Les Amis de la BD : Lucky Luke tome 11 : Un cow-boy sous pression
Je suis en train de lire ce tome dans Spirou. Je crois que c’est le premier Jul que je lis, peut-être le premier album depuis Morris, et l’un des rares de l’après-Goscinny. Donc autant dire que je découvre, pour faire court.
Et un truc qui me frappe (après plusieurs épisodes de cette prépublication…), c’est que l’écriture de Jul me semble pensée en strip. Chaque bande pourrait presque fonctionner comme un gag en trois cases, comme s’il s’agissait de l’unité de narration. Cela confère un rythme frénétique, donne parfois l’impression qu’il fait rentrer au chausse-pied quelques gags, mais cet effet mitrailleuse offre de très nombreuses occasions de rire, parfois aux éclats.
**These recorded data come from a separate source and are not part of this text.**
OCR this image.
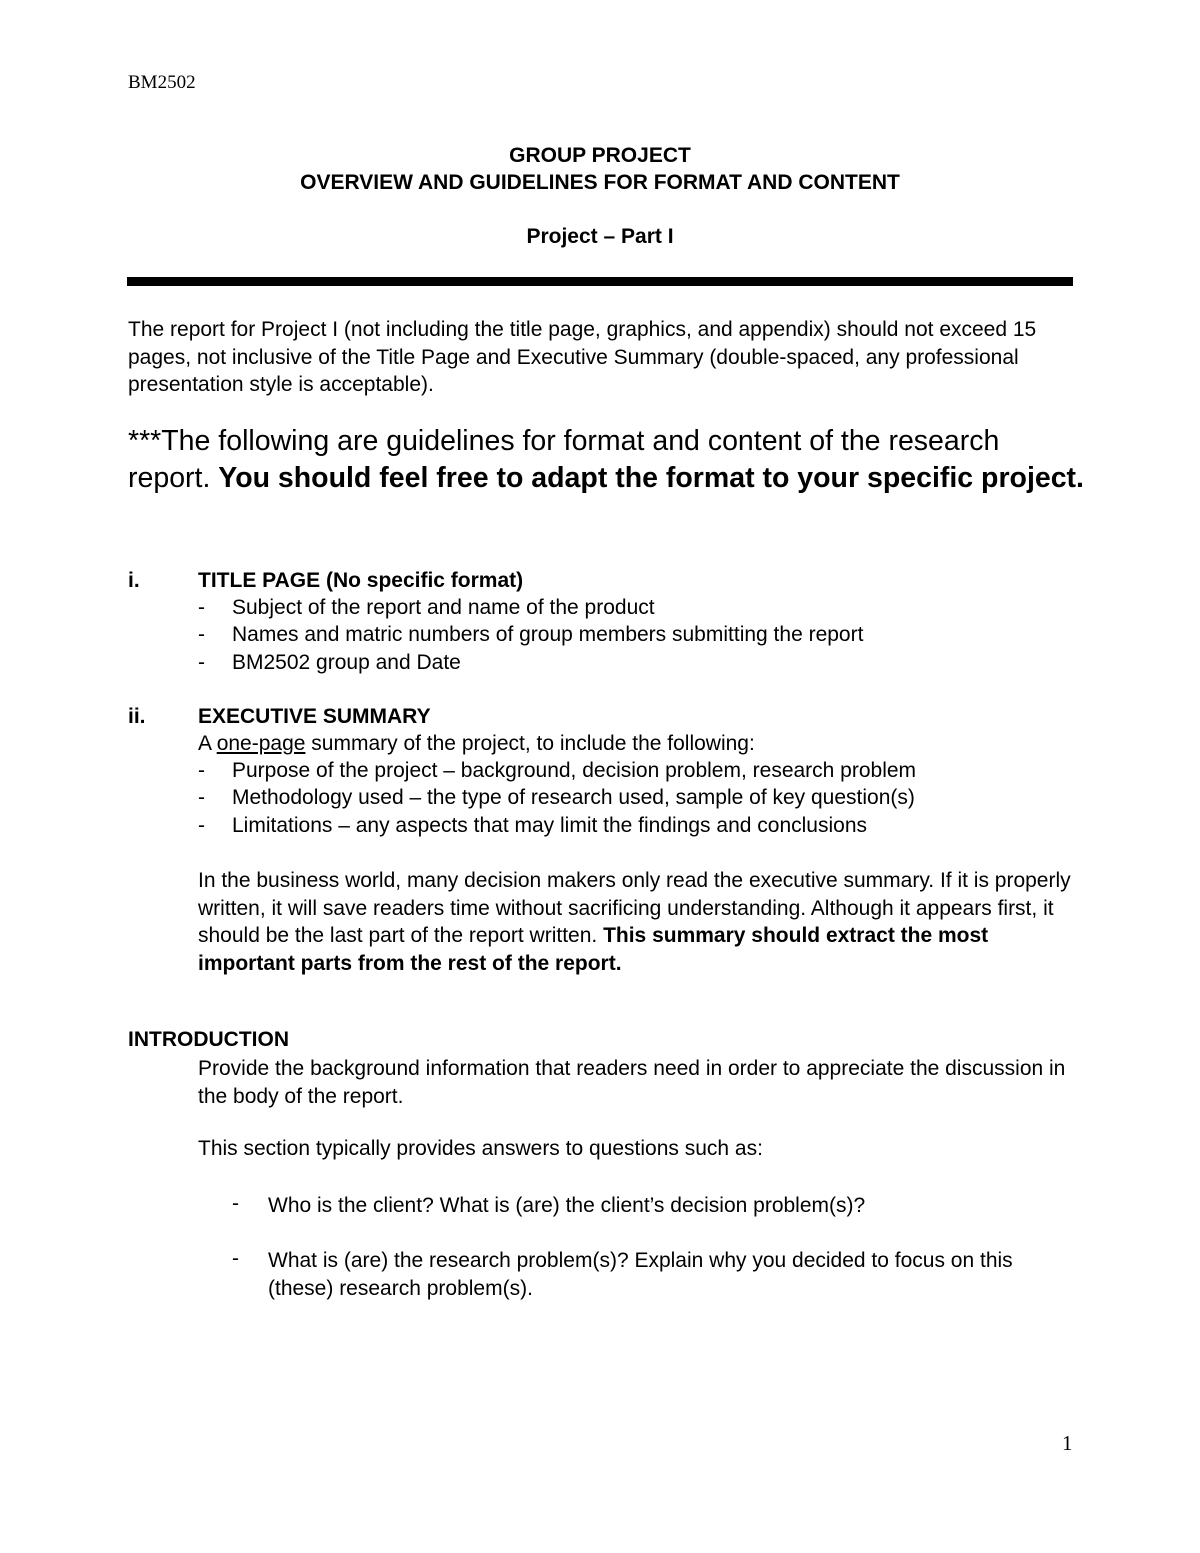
BM2502
GROUP PROJECT
OVERVIEW AND GUIDELINES FOR FORMAT AND CONTENT
Project – Part I
The report for Project I (not including the title page, graphics, and appendix) should not exceed 15 pages, not inclusive of the Title Page and Executive Summary (double-spaced, any professional presentation style is acceptable).
***The following are guidelines for format and content of the research report. You should feel free to adapt the format to your specific project.
i.	TITLE PAGE (No specific format)
- Subject of the report and name of the product
- Names and matric numbers of group members submitting the report
- BM2502 group and Date
ii. EXECUTIVE SUMMARY
A one-page summary of the project, to include the following:
- Purpose of the project – background, decision problem, research problem
- Methodology used – the type of research used, sample of key question(s)
- Limitations – any aspects that may limit the findings and conclusions
In the business world, many decision makers only read the executive summary. If it is properly written, it will save readers time without sacrificing understanding. Although it appears first, it should be the last part of the report written. This summary should extract the most important parts from the rest of the report.
INTRODUCTION
Provide the background information that readers need in order to appreciate the discussion in the body of the report.
This section typically provides answers to questions such as:
- Who is the client? What is (are) the client’s decision problem(s)?
- What is (are) the research problem(s)? Explain why you decided to focus on this (these) research problem(s).
1
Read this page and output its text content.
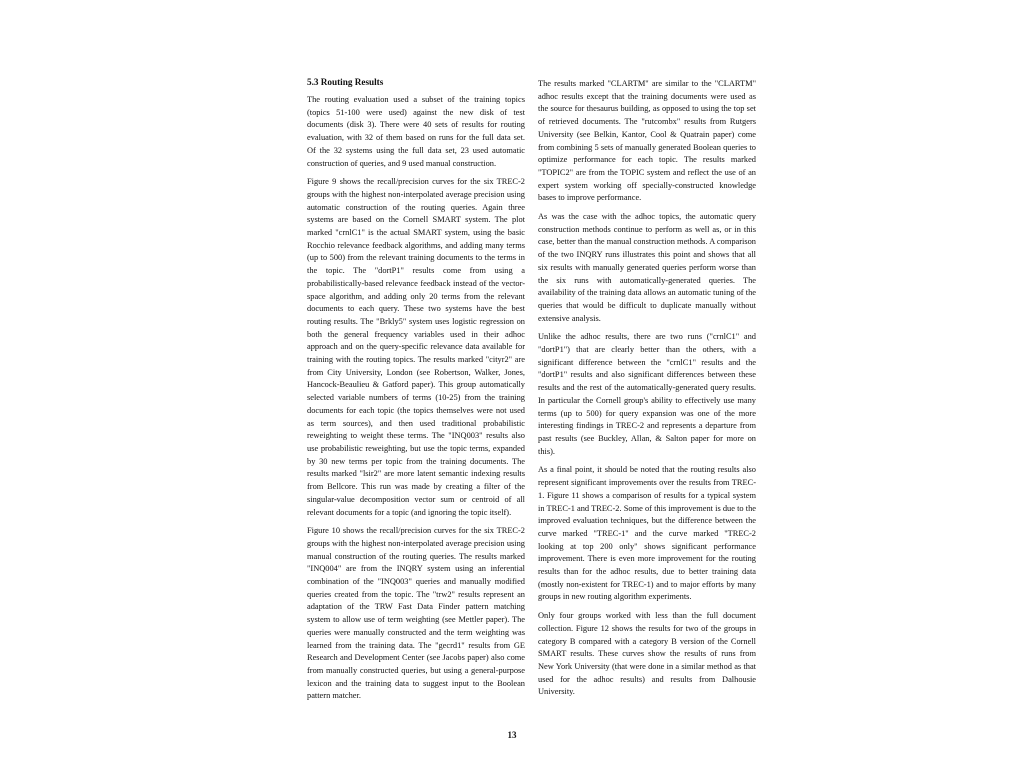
5.3 Routing Results

The routing evaluation used a subset of the training topics (topics 51-100 were used) against the new disk of test documents (disk 3). There were 40 sets of results for routing evaluation, with 32 of them based on runs for the full data set. Of the 32 systems using the full data set, 23 used automatic construction of queries, and 9 used manual construction.

Figure 9 shows the recall/precision curves for the six TREC-2 groups with the highest non-interpolated average precision using automatic construction of the routing queries. Again three systems are based on the Cornell SMART system. The plot marked "crnlC1" is the actual SMART system, using the basic Rocchio relevance feedback algorithms, and adding many terms (up to 500) from the relevant training documents to the terms in the topic. The "dortP1" results come from using a probabilistically-based relevance feedback instead of the vector-space algorithm, and adding only 20 terms from the relevant documents to each query. These two systems have the best routing results. The "Brkly5" system uses logistic regression on both the general frequency variables used in their adhoc approach and on the query-specific relevance data available for training with the routing topics. The results marked "cityr2" are from City University, London (see Robertson, Walker, Jones, Hancock-Beaulieu & Gatford paper). This group automatically selected variable numbers of terms (10-25) from the training documents for each topic (the topics themselves were not used as term sources), and then used traditional probabilistic reweighting to weight these terms. The "INQ003" results also use probabilistic reweighting, but use the topic terms, expanded by 30 new terms per topic from the training documents. The results marked "lsir2" are more latent semantic indexing results from Bellcore. This run was made by creating a filter of the singular-value decomposition vector sum or centroid of all relevant documents for a topic (and ignoring the topic itself).

Figure 10 shows the recall/precision curves for the six TREC-2 groups with the highest non-interpolated average precision using manual construction of the routing queries. The results marked "INQ004" are from the INQRY system using an inferential combination of the "INQ003" queries and manually modified queries created from the topic. The "trw2" results represent an adaptation of the TRW Fast Data Finder pattern matching system to allow use of term weighting (see Mettler paper). The queries were manually constructed and the term weighting was learned from the training data. The "gecrd1" results from GE Research and Development Center (see Jacobs paper) also come from manually constructed queries, but using a general-purpose lexicon and the training data to suggest input to the Boolean pattern matcher.

The results marked "CLARTM" are similar to the "CLARTM" adhoc results except that the training documents were used as the source for thesaurus building, as opposed to using the top set of retrieved documents. The "rutcombx" results from Rutgers University (see Belkin, Kantor, Cool & Quatrain paper) come from combining 5 sets of manually generated Boolean queries to optimize performance for each topic. The results marked "TOPIC2" are from the TOPIC system and reflect the use of an expert system working off specially-constructed knowledge bases to improve performance.

As was the case with the adhoc topics, the automatic query construction methods continue to perform as well as, or in this case, better than the manual construction methods. A comparison of the two INQRY runs illustrates this point and shows that all six results with manually generated queries perform worse than the six runs with automatically-generated queries. The availability of the training data allows an automatic tuning of the queries that would be difficult to duplicate manually without extensive analysis.

Unlike the adhoc results, there are two runs ("crnlC1" and "dortP1") that are clearly better than the others, with a significant difference between the "crnlC1" results and the "dortP1" results and also significant differences between these results and the rest of the automatically-generated query results. In particular the Cornell group's ability to effectively use many terms (up to 500) for query expansion was one of the more interesting findings in TREC-2 and represents a departure from past results (see Buckley, Allan, & Salton paper for more on this).

As a final point, it should be noted that the routing results also represent significant improvements over the results from TREC-1. Figure 11 shows a comparison of results for a typical system in TREC-1 and TREC-2. Some of this improvement is due to the improved evaluation techniques, but the difference between the curve marked "TREC-1" and the curve marked "TREC-2 looking at top 200 only" shows significant performance improvement. There is even more improvement for the routing results than for the adhoc results, due to better training data (mostly non-existent for TREC-1) and to major efforts by many groups in new routing algorithm experiments.

Only four groups worked with less than the full document collection. Figure 12 shows the results for two of the groups in category B compared with a category B version of the Cornell SMART results. These curves show the results of runs from New York University (that were done in a similar method as that used for the adhoc results) and results from Dalhousie University.

13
Ça fonctionne très bien. Ça transforme un peu Lucky Luke, d’aventurier en vecteur de message (évolution thématique, dirons-nous), mais cette construction en strip me semble une évolution formelle frappante. Peut-être que je me trompe : il faudrait que je relise un peu plus souvent les Goscinny, et que je me familiarise davantage avec ceux de Jul.
Jim
Je viens de découvrir « La Corde au cou », qui est si je ne me trompe le deuxième album écrit par Laurent Gerra. Et il est très rigolo.
Le titre joue sur un double sens puisque les Dalton y convolent en justes noces avec des Indiennes, mais bien entendu, ça ne se passe pas comme prévu.
Chose rigolote, Gerra et Achdé ont, au détour d’une séquence, parodié le célèbre banquet d’Astérix. C’est assez drôle, d’autant qu’en bas de planche, on retrouve la célèbre case du « lonesome cowboy » qui s’en va vers le couchant (pas en fin d’album, pour une fois).